Last night’s and this morning’s event was just aaaaaaaaaaamazzzing. There was so much of stress and excitement but I was terrified because I would always feel exhausted during my rehearsals and the special poquito bought me a whole pack of 6 lucozades and a redbull.
My feet has this really funny strain down my bones when Im dancing barefoot and feeling cold and just before my dress rehearsal, it happened and I was just devastated because I was already arranging for Plan B – if my foot cramps in the middle of the performance (of which it has done before), how do I exit gracefully? Will I let my team members down? Will I fail to dance for the gentle one?
Kate told me once when part of your body hurts, when your health is not reacting well to certain things that you do, it is time to slow down.
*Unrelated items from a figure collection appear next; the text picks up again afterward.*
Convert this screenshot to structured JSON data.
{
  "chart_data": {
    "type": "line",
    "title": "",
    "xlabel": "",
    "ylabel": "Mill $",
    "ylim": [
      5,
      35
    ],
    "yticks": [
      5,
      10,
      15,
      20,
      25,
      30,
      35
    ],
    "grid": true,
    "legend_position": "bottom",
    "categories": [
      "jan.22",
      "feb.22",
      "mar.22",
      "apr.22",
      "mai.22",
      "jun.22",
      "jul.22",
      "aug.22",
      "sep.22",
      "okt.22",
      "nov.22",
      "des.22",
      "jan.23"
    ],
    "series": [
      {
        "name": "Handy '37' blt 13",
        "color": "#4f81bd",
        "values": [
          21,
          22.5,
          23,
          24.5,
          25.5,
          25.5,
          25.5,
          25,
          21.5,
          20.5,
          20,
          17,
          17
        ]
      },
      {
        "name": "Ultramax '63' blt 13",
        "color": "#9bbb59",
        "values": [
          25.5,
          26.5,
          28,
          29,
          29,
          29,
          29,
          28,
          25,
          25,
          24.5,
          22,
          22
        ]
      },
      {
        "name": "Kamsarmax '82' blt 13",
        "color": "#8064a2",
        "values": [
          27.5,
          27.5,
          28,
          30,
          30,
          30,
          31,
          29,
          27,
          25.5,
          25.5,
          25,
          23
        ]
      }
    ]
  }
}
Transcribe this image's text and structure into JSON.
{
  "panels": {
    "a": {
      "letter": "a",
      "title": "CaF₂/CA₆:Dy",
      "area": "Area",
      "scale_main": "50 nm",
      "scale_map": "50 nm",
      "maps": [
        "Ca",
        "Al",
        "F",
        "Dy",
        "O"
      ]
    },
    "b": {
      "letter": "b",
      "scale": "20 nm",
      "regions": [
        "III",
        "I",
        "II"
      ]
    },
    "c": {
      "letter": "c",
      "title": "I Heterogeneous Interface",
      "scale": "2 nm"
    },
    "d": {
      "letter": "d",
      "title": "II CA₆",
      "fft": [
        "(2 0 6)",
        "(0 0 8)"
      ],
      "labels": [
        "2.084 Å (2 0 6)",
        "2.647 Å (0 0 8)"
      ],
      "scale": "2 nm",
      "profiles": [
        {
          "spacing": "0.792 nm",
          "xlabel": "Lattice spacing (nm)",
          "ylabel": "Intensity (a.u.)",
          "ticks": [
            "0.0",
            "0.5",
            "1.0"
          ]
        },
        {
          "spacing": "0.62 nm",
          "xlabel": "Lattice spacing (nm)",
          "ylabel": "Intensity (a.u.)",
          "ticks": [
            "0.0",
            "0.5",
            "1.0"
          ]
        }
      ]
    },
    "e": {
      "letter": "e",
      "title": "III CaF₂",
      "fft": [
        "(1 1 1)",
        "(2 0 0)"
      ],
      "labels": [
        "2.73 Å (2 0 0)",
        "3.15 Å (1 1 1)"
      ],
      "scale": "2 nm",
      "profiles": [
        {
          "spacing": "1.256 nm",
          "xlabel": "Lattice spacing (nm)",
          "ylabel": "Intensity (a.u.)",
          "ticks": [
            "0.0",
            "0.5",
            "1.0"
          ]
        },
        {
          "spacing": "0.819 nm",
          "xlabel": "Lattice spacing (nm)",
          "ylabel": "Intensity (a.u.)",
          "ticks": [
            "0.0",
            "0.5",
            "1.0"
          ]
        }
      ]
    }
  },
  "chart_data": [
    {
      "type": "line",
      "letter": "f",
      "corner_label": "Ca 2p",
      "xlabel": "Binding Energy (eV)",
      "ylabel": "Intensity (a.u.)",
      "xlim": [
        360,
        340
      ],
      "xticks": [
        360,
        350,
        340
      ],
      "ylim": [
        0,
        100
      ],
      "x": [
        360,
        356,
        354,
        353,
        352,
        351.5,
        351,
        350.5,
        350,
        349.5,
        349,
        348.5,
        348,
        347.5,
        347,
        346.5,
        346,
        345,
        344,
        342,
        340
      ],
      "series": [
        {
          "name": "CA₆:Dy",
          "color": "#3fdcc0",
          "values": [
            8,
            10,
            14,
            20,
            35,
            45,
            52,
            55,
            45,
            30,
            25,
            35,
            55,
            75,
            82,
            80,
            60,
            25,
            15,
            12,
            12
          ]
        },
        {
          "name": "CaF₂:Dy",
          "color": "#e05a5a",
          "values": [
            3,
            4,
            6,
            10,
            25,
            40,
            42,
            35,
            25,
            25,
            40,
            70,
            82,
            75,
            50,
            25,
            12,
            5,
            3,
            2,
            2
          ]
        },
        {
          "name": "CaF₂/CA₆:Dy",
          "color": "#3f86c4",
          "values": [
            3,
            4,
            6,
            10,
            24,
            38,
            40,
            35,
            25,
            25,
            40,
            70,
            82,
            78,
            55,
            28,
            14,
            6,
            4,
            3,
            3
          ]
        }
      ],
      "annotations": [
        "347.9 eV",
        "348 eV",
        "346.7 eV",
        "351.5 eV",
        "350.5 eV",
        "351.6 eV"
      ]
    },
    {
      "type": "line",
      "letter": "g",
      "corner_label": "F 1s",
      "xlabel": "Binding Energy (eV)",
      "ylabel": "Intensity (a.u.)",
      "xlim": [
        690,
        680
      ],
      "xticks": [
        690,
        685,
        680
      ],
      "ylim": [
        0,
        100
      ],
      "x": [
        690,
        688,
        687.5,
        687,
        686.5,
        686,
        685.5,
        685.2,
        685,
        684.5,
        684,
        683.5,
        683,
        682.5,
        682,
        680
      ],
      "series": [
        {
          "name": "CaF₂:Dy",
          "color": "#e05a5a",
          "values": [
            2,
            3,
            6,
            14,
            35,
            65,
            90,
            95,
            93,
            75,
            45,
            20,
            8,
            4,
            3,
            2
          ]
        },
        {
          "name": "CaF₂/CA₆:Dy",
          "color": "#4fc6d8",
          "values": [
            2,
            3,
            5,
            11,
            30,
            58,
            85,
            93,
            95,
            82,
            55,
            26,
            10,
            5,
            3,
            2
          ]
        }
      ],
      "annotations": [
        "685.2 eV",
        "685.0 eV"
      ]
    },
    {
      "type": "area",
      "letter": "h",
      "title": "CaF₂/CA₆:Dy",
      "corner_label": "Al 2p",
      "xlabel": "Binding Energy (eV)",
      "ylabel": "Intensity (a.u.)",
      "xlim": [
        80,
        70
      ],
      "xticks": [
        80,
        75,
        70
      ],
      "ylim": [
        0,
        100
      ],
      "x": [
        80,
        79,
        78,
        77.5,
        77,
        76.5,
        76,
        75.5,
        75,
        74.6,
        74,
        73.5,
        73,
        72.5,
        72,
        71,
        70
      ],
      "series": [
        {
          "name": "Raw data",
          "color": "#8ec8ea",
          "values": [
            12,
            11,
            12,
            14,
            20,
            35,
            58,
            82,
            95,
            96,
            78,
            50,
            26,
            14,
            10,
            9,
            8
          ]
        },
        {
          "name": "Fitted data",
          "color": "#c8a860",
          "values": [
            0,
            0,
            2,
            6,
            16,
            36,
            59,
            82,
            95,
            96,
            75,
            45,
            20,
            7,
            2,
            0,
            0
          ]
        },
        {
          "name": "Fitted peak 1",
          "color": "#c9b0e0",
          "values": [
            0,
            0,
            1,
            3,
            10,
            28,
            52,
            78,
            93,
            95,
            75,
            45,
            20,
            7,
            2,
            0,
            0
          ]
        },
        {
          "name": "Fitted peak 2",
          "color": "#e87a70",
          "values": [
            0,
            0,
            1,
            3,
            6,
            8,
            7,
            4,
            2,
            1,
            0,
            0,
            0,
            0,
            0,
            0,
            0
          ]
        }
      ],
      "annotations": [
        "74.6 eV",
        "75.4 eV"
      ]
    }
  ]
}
I will not say my dancing days are over. I will dance, but in my room, in my room…..
I really don’t like the stress of not knowing when your health might suddenly deter you right before you go on stage or during the performance itself. I am already worrying about will I slip, will I step on my skirt, will the jewelry fly out of place…..So I am so happy the week is finally over. I made some really good friendships with Asian Society though – Astha, Nimisha, Sita, Manisha, Shweta, Dishal, Jonnnyyyyyy, and Nabz (the writer!) and I am thankful for the little shred of social and dance life, of discipline and team work. Our Art was beautiful.
Papito came to see me today. And I am happy happy happy. Sometimes just the thought of companionship, or of the loving tear, or of graciousness and sacrifice is really beautiful. He was the prime of the day; not the dance, nor the excitement, nor the after party, nor the crowd, nor the congratulations well done. It was Papito! And perhaps the little shock of loneliness I felt for a slight moment when he decided to transfer items into his car and I walked to Tempo alone, waiting around for the performance to begin. I hardly feel that. But today I felt it, strangely so. Maybe inside I feel terrified about a coming departure. So many years, one GREAT Friendship. Ah, 5 more months until I start a new life! New friends! New future! New experiences.
I am scared. I feel scared sometimes. Life is like a dance…..when the foot cramp comes is really unpredictable. But Im looking forward to it. It will be interesting.
I received a lot of love from family and from the world this week. I am thankful. Very thankful. And for the beautiful one out there, I hope you are resting with tea leaves on your eyes to calm you from work’s stress and with a pillow under your neck for warmth of love from the shining star all your life.
4am – Natasha is out. Ah, they call me Shakira now. Shakira is out.